New Compounding Bill: Win for Personalized Meds or Threat to Patient Safety?

Nov. 19, 2013
Critics claim that the new bill will do the opposite of what it was intended to do, instead blurring the lines between compounders and drug manufacturers.

The Congressional approval of the Drug Quality and Security Act (H.R. 3204) is intended to clarify and strengthen the regulatory framework for compounding pharmacies. Compounding pharmacies deliver personalized medicines that meet unique needs of an individual patient when commercially available drugs do not meet such needs.

The October 2012 outbreak of fungal meningitis, caused by contaminated steroid injections from New England Compounding Center, turned the industry's attention to a what could be a dangerous regulatory gap.

The Massachusetts Health Department’s report from the NECC recall stated, “Manufacturing and distributing sterile products in bulk was not allowed under the terms of its state pharmacy license." It went on to state, "If NECC was appropriately licensed as a manufacturer with the FDA, the company would have been subject to additional levels of scrutiny.”

This report touches on two very good points, both of which are at the center of the debate surrounding the passage of the Drug Quality and Security Act:

1) Compounders are not licensed to distribute products in bulk
2) Drug manufactureres and compounders are subject to different quality standards and practices

The Drug Quality and Security Act, which must be signed into law by President Obama, is intended to address several concerns about compounding pharmacies. The full summary is here. The highlights:

• A pharmacy engaged in preparing sterile compounded drug formulations may voluntarily elect to register as an "outsourcing facility."

• The bill exempts compounded drugs from new drug requirements, labeling requirements, and track and trace requirements if the drug is compounded by or under the direct supervision of a licensed pharmacist in a registered outsourcing facility and meets applicable requirements. Those registered as outsourcing facilities are permitted to compound large quantities of drug formulations on the FDA's drug shortage list, and other formulations compounded with drug substances that are on a "clinical need" list to be established by the FDA, without a prescription, as well as distribute these formulations out of state without limitation.

• The bill requires a facility to report biannually to the Secretary of Health and Human Services on what drugs are compounded in the facility and to submit adverse event reports.

• Registered facilities are subjected to a risk-based inspection schedule.

The conflict, as outlined in a story by ABC news and numerous other consumer media sites, is as follows:

Prior to the NECC outbreak, compounding pharmacies were regulated by state pharmacy boards, and the FDA claimed it didn't have the authority to properly regulate the industry. The Drug Quality and Security Act was designed to address these concerns.

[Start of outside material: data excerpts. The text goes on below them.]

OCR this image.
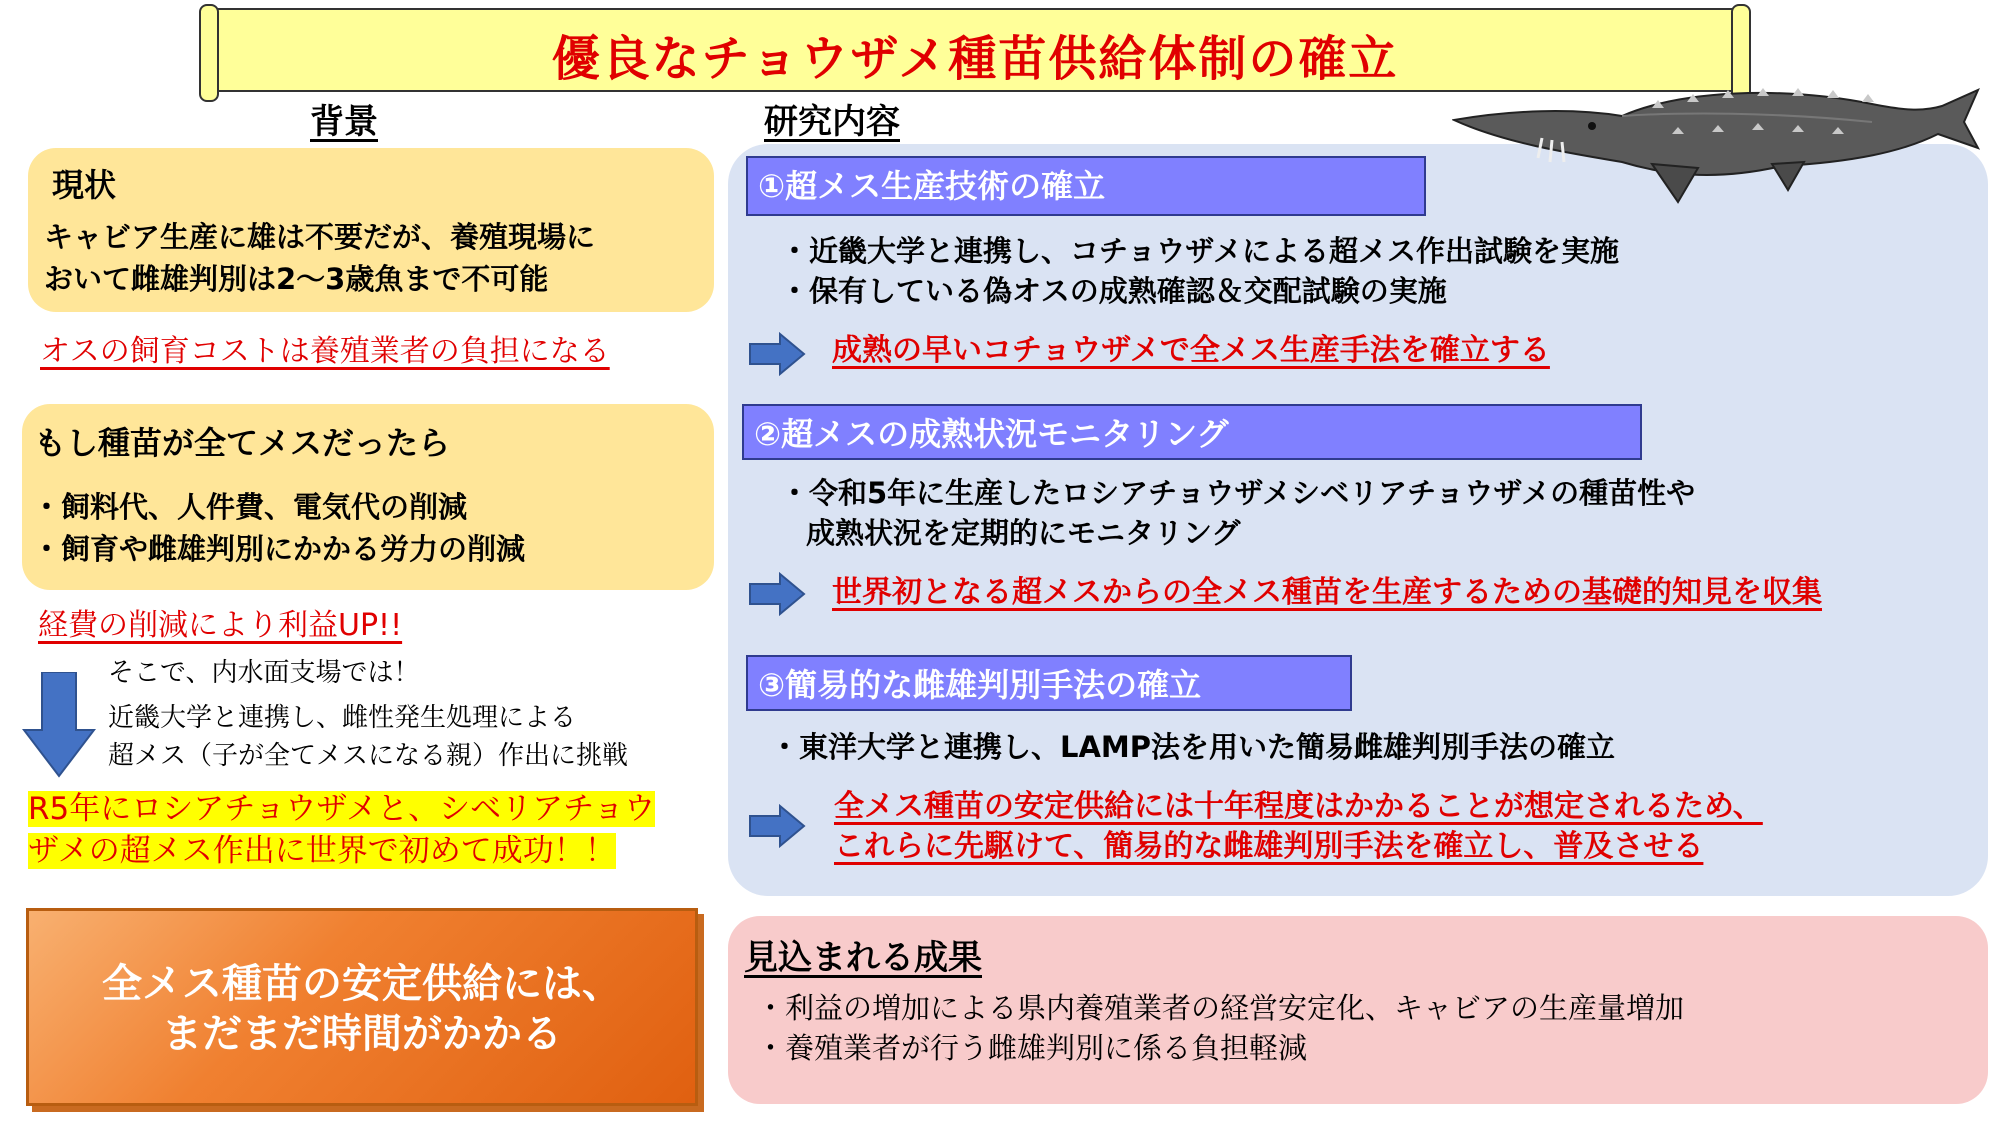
優良なチョウザメ種苗供給体制の確立
背景
現状
キャビア生産に雄は不要だが、養殖現場に
おいて雌雄判別は2～3歳魚まで不可能
オスの飼育コストは養殖業者の負担になる
もし種苗が全てメスだったら
・飼料代、人件費、電気代の削減
・飼育や雌雄判別にかかる労力の削減
経費の削減により利益UP!!
そこで、内水面支場では！
近畿大学と連携し、雌性発生処理による
超メス（子が全てメスになる親）作出に挑戦
R5年にロシアチョウザメと、シベリアチョウ
ザメの超メス作出に世界で初めて成功！！
全メス種苗の安定供給には、
まだまだ時間がかかる
研究内容
①超メス生産技術の確立
・近畿大学と連携し、コチョウザメによる超メス作出試験を実施
・保有している偽オスの成熟確認＆交配試験の実施
成熟の早いコチョウザメで全メス生産手法を確立する
②超メスの成熟状況モニタリング
・令和5年に生産したロシアチョウザメシベリアチョウザメの種苗性や
成熟状況を定期的にモニタリング
世界初となる超メスからの全メス種苗を生産するための基礎的知見を収集
③簡易的な雌雄判別手法の確立
・東洋大学と連携し、LAMP法を用いた簡易雌雄判別手法の確立
全メス種苗の安定供給には十年程度はかかることが想定されるため、
これらに先駆けて、簡易的な雌雄判別手法を確立し、普及させる
見込まれる成果
・利益の増加による県内養殖業者の経営安定化、キャビアの生産量増加
・養殖業者が行う雌雄判別に係る負担軽減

However, critics claim that the new bill will do the opposite, instead allowing compounding pharmacies to function as large scale drug manufacturers, but without being subjected to the same regulatory scrutiny.

"It makes what is now illegal legal," said Dr. Michael Carome, Director, Public Citizen’s Health Research Group. "It has misleadingly been presented to the American public as something that improves federal oversight over compounding pharmacies."

Registration as an outsourcing facility is optional, and critics point out that compounders won't register unless it's mandatory. Supporters of the Drug Quality and Security Act hope that compounding pharmacists will seek FDA registration because doctors will prefer to use compounding pharmacists perceived as safer.

 Opponents suggest that the industry would be better served if the FDA was more aggressive in enforcing existing law, rather than passing a new one.